Les routes secondaires en France limitées à 80km/h depuis juillet 2018 / © Johan BEN AZZOUZ - Max PPP
Les routes secondaires en France limitées à 80km/h depuis juillet 2018 / © Johan BEN AZZOUZ - Max PPP

Certains départements ont bataillé dur pour revenir sur le passage des 90 au 80 km/h. En Centre-Val de Loire par exemple, les contestataires étaient en majorité. Deux départements sur six s'interrogent encore sur leur position de revenir sur la mesure ou non.  

Par Fabienne Marcel

A peine un an après la mise en place des 80 km/h sur les routes départementales par le gouvernement d'Édouard Philippe, certains départements vont finalement faire le choix de revenir à l'ancienne limitation. 400.000 kilomètres de routes secondaires à double sens et sans séparateur central sont concernées par cet amendement au projet de loi d'orientation des mobilités.
La loi doit être promulguée pour que les départements reviennent aux 90 km/h. Si pour l'heure, plusieurs département comptent bien aller, au moins, jusqu'au bout de l'expérimentation jusqu'à l'été 2020 avant de trancher, nos confrères de France Inter en ont recensé sept, une majorité de départements ont d'ors-et-déjà déclaré qu'ils revenaient aux 90 km/h.  

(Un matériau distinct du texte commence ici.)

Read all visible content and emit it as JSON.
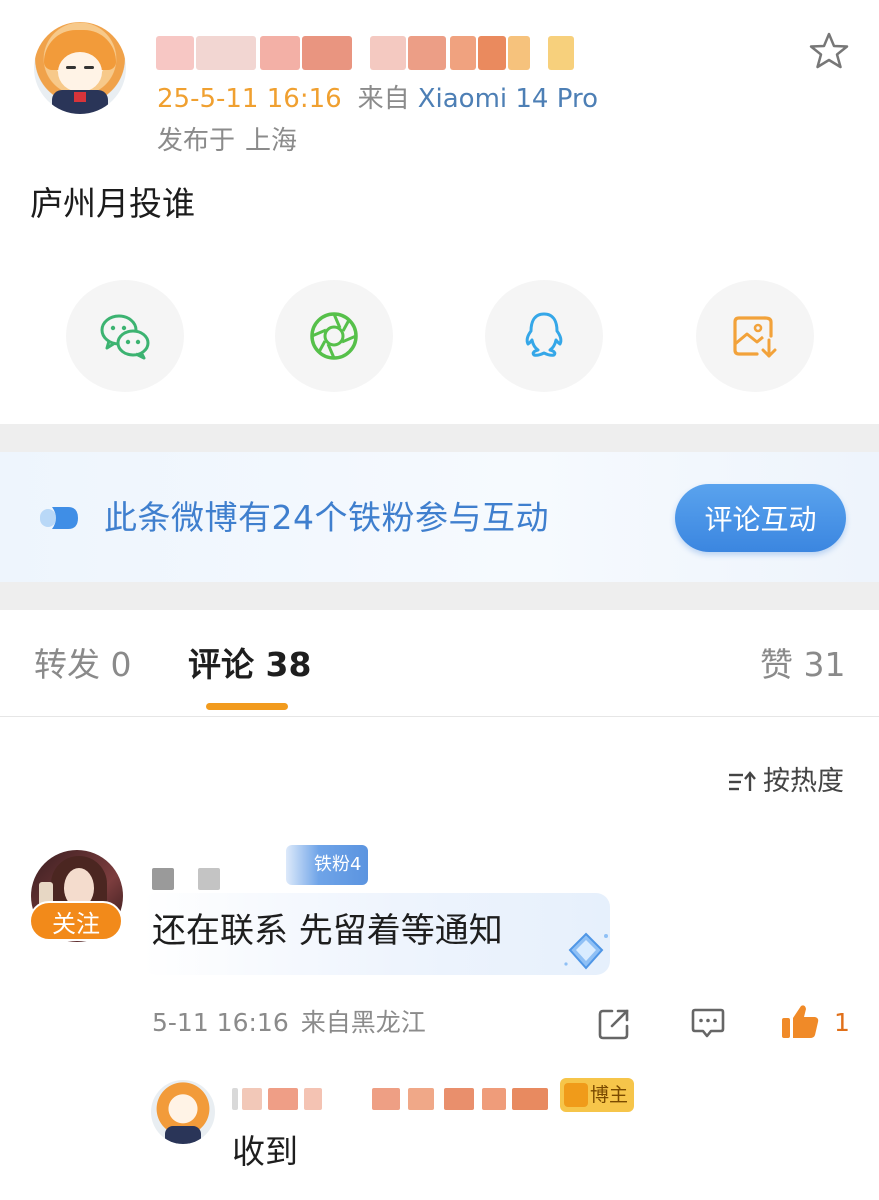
{
  "post": {
    "time": "25-5-11 16:16",
    "from_label": "来自",
    "device": "Xiaomi 14 Pro",
    "location_label": "发布于",
    "location": "上海",
    "text": "庐州月投谁"
  },
  "share": {
    "items": [
      "wechat-icon",
      "moments-icon",
      "qq-icon",
      "save-image-icon"
    ]
  },
  "fan_banner": {
    "text": "此条微博有24个铁粉参与互动",
    "button_label": "评论互动"
  },
  "tabs": {
    "repost": "转发 0",
    "comment": "评论 38",
    "like": "赞 31"
  },
  "sort": {
    "label": "按热度"
  },
  "comment": {
    "follow_label": "关注",
    "badge": "铁粉4",
    "text": "还在联系 先留着等通知",
    "time": "5-11 16:16",
    "location": "来自黑龙江",
    "like_count": "1"
  },
  "reply": {
    "badge": "博主",
    "text": "收到"
  },
  "colors": {
    "accent_orange": "#f29b1e",
    "link_blue": "#4d7fb5",
    "fan_blue": "#3f7fce"
  }
}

En Centre-Val de Loire, les premiers présidents de Conseil départementaux à s'être déclarés favorables au retour aux 90 km/ sont les présidents de l'Indre et du Loir-et-Cher. Il faut dire que dans l'Indre, les voies secondaires représentent 98 % du réseau routier. Dès juillet 2018, le département avait demandé que la mesure ne soit pas mise en place. Le Premier ministre, avait, en janvier 2019, défendu le bilan de sa mesure impopulaire au regard des chiffres de la mortalité sur les routes. 

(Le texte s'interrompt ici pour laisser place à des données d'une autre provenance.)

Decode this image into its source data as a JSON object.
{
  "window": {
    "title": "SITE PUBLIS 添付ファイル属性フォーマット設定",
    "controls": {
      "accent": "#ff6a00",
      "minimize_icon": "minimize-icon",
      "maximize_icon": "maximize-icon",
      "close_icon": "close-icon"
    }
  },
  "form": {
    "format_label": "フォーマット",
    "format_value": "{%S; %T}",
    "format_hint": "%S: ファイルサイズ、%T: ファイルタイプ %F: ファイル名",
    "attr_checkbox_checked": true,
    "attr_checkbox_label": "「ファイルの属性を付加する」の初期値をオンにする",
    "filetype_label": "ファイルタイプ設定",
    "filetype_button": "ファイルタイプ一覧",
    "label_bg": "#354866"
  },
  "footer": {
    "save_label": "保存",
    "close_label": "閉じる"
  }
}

En 2018, c'est un fait, sur le réseau à 80 km/h, il y a eu 116 morts en moins. C'est pas rien, 116 morts en moins,

avait alors déclaré Edouard Philippe.

L'hésitation de l'Eure-et-Loir et de l'Indre-et-Loire

Responsabilité trop grande, logistique trop complexe voire coûts trop importants, il y a des conseils départementaux réfractaires au recul du gouvernement. Ils vont donc maintenir la mesure des 80 km/h. Pour l'instant ils seraient 7. Et puis, il y a ceux qui hésitent. L'Eure-et-Loir  fait partie de ces départements. Pour l'heure, Claude Térouinard (LR), président du Conseil départemental d’Eure-et-Loir a demandé à Daniel Guéret, vice-président en charge des Relations extérieures et institutionnelles, de piloter une mission d’évaluation relative à la limitation de vitesse sur les routes départementales. 
La Touraine aussi n'a pas encore pris une décision. 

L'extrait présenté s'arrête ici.